On Wednesday, Lubert’s attorney, Stephen J. Kastenberg, dismissed Cordish’s Stadium Casino as a disgruntled losing bidder.

“They are simply a sour grapes competitor, raising the kinds of issues that the board has seen time and again,” Kastenberg said.

The legal fight over the mini-casino license resembles another highly contested Pennsylvania casino license procedures that dragged on for years: the prolonged battle that Stadium Casino fought to get the rights to built the Live! Casino and Hotel Philadelphia.

Stadium Casino in 2014 was awarded the license to build the South Philadelphia casino after the initial licensee, Foxwoods Casino Philadelphia, failed to get financing. Foxwood was one of two casino operators awarded Philadelphia gaming licenses in 2006, along with SugarHouse Casino, which opened in 2010 on Delaware Avenue. SugarHouse is now known as Rivers Casino Philadelphia.

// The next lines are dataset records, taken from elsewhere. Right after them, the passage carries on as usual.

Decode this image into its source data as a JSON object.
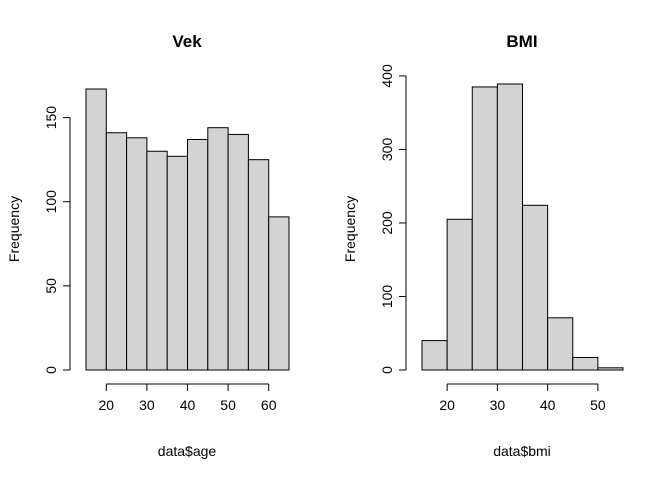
{
  "chart_data": [
    {
      "type": "bar",
      "title": "Vek",
      "xlabel": "data$age",
      "ylabel": "Frequency",
      "bins": [
        [
          15,
          20
        ],
        [
          20,
          25
        ],
        [
          25,
          30
        ],
        [
          30,
          35
        ],
        [
          35,
          40
        ],
        [
          40,
          45
        ],
        [
          45,
          50
        ],
        [
          50,
          55
        ],
        [
          55,
          60
        ],
        [
          60,
          65
        ]
      ],
      "values": [
        167,
        141,
        138,
        130,
        127,
        137,
        144,
        140,
        125,
        91
      ],
      "xlim": [
        15,
        65
      ],
      "ylim": [
        0,
        167
      ],
      "xticks": [
        20,
        30,
        40,
        50,
        60
      ],
      "yticks": [
        0,
        50,
        100,
        150
      ],
      "grid": false
    },
    {
      "type": "bar",
      "title": "BMI",
      "xlabel": "data$bmi",
      "ylabel": "Frequency",
      "bins": [
        [
          15,
          20
        ],
        [
          20,
          25
        ],
        [
          25,
          30
        ],
        [
          30,
          35
        ],
        [
          35,
          40
        ],
        [
          40,
          45
        ],
        [
          45,
          50
        ],
        [
          50,
          55
        ]
      ],
      "values": [
        40,
        205,
        385,
        389,
        224,
        71,
        17,
        3
      ],
      "xlim": [
        15,
        55
      ],
      "ylim": [
        0,
        389
      ],
      "xticks": [
        20,
        30,
        40,
        50
      ],
      "yticks": [
        0,
        100,
        200,
        300,
        400
      ],
      "grid": false
    }
  ]
}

Stadium Casino’s license was challenged by SugarHouse, which argued that a second Philadelphia casino would cannibalize its business, and by Market East Associates, a losing bidder in 2014 auction. The challengers also alleged that Stadium Casino’s ownership structure, which included a partnership with Parx Casino owner Greenwood Racing, also violated the Gaming Act.

The challenges were eventually argued before the Pennsylvania Supreme Court, which resulted in a rehearing before the gaming board. The license to Cordish was reaffirmed, and the company settled its legal challenges. It later bought out the Parx share of the project and began construction in South Philadelphia in 2020.

Aronchick on Wednesday reminded the gaming board of the protracted Philadelphia legal fight in arguing that Cordish should be granted full status to intervene in the Lubert’s license, lest Cordish is later granted a rehearing. “Don’t make the same mistake on ownership issues,” he said.

“We’re not asking for delay,” he said. “We don’t want to see this thing take two years.” One way or another, he said, the matter will be decided by the Pennsylvania Supreme Court.